# NumPy Basics: Stats, Normalization, and Smoothing

**Goal:** use NumPy arrays to implement the math-y parts of wrangling.

**You’ll do:**
- Compute descriptive stats and handle NaNs
- Normalize/standardize arrays
- Apply simple smoothing for noisy signals

## 1. Setup
- Import `numpy as np`.
- Assume we start from either a Pandas column (`df['col'].to_numpy()`) or a raw array `x`.

## 2. Descriptive Stats with NaNs
- `np.nanmean`, `np.nanmedian`, `np.nanstd`
- Count NaNs: `np.isnan(x).sum()`
- Replace NaNs: `np.nan_to_num(x, nan=...)`

> Exercise: compute z-scores by hand: `z = (x - mean) / std` while ignoring NaNs.

## 3. Normalization & Standardization
- Min-max to [0,1]: `x_minmax = (x - x.min()) / (x.max() - x.min())`
- Standard score: `x_std = (x - mu) / sigma`
- Robust scale (median/MAD): `x_robust = (x - median) / MAD`

> Exercise: compare standard vs robust scaling on a vector with a few extreme values.

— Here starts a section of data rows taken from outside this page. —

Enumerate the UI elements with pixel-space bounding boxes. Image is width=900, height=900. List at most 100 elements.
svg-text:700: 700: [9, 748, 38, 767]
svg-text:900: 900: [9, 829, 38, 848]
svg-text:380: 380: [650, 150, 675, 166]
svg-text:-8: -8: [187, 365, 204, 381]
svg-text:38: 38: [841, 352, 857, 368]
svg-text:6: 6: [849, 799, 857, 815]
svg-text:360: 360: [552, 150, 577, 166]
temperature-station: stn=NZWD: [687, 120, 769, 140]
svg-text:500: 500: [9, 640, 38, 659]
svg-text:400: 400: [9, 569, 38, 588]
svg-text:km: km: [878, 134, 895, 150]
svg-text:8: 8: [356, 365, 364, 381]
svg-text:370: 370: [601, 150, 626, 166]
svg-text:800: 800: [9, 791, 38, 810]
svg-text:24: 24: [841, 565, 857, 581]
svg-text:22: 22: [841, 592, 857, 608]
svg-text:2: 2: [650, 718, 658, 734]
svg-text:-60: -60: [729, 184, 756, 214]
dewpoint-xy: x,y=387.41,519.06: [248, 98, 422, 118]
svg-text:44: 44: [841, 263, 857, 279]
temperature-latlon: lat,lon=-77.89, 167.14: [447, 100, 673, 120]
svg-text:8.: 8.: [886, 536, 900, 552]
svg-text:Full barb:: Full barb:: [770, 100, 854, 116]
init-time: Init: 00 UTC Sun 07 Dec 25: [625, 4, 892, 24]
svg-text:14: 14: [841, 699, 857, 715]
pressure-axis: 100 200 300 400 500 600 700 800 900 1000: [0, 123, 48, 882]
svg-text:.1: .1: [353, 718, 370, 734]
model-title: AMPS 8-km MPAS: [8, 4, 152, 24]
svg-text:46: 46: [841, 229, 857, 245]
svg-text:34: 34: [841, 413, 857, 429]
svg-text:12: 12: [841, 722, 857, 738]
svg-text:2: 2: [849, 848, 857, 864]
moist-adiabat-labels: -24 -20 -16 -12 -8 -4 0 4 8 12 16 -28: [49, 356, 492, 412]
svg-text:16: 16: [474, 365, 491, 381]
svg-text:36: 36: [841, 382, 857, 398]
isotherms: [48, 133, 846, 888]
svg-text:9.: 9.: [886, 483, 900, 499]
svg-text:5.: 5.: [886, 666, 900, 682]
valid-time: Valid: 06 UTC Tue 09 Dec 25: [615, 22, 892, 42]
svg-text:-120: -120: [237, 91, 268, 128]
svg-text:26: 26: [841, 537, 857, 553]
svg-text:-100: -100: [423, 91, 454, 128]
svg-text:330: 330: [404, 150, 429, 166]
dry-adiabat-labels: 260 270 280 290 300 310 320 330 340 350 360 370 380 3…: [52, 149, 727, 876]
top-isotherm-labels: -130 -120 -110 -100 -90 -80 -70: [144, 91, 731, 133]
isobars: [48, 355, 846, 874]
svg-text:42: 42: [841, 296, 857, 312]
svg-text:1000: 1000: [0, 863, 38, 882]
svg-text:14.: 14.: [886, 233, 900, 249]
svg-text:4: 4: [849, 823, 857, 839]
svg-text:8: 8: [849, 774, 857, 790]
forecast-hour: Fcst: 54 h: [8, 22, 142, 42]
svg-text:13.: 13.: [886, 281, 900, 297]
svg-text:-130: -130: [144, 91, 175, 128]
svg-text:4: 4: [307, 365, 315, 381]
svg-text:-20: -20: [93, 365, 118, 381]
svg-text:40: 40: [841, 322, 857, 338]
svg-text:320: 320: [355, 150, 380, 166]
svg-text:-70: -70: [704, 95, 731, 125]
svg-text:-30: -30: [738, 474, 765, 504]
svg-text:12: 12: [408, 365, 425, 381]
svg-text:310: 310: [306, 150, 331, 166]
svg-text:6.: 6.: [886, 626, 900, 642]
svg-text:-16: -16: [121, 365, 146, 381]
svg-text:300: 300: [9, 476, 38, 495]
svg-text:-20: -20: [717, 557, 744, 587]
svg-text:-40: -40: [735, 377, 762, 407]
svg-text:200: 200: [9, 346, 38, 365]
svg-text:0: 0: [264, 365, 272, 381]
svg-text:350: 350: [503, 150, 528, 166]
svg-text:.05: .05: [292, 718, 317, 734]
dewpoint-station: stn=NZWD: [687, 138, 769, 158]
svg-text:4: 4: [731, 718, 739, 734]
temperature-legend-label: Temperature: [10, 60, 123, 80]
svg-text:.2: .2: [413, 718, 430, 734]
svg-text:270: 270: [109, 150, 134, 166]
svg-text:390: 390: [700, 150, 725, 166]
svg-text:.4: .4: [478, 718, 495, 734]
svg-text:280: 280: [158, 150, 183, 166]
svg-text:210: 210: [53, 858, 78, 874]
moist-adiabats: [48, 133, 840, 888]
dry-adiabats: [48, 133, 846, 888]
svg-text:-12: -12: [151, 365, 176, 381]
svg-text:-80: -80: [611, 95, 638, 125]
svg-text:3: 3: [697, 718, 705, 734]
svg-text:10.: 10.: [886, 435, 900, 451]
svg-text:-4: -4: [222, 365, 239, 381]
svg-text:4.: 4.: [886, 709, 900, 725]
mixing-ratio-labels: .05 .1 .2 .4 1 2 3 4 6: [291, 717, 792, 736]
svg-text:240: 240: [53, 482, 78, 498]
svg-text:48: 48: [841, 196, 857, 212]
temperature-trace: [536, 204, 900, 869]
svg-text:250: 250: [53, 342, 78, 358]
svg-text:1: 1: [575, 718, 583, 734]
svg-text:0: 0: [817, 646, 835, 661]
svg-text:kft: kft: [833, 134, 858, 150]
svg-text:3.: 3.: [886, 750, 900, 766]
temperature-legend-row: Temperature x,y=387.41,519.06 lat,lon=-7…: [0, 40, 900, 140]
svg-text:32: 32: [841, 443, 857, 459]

## 4. Clipping and Winsorizing (array-only)
- Clip: `np.clip(x, a_min, a_max)` to bound absurd values before modeling
- Winsorize idea: replace extreme tails with boundary values (manual with percentiles)

> Exercise: compute p1 and p99 using `np.percentile` and winsorize manually.

## 5. Smoothing / Noise Reduction
- Simple moving average: use `np.convolve(x, np.ones(k)/k, mode='valid')`
- Centered vs causal windows: pad appropriately if you need same-length output
- Exponential moving average (concept): `y[t] = alpha*x[t] + (1-alpha)*y[t-1]`

> Exercise: implement a function that returns both SMA and EMA for a series and compare.

## 6. Matrix Ops You’ll Actually Use
- Broadcasting rules to combine vectors and columns
- Fast distance computations: `(A[:,None] - B[None,:])**2` then `sum(axis=-1)`
- Batch transforms: apply scaling to 2D arrays column-wise with broadcasting

**Takeaways**
- NumPy = low-level, predictable performance.
- Handle NaNs explicitly or your stats lie.
- Prefer robust scaling when outliers are expected.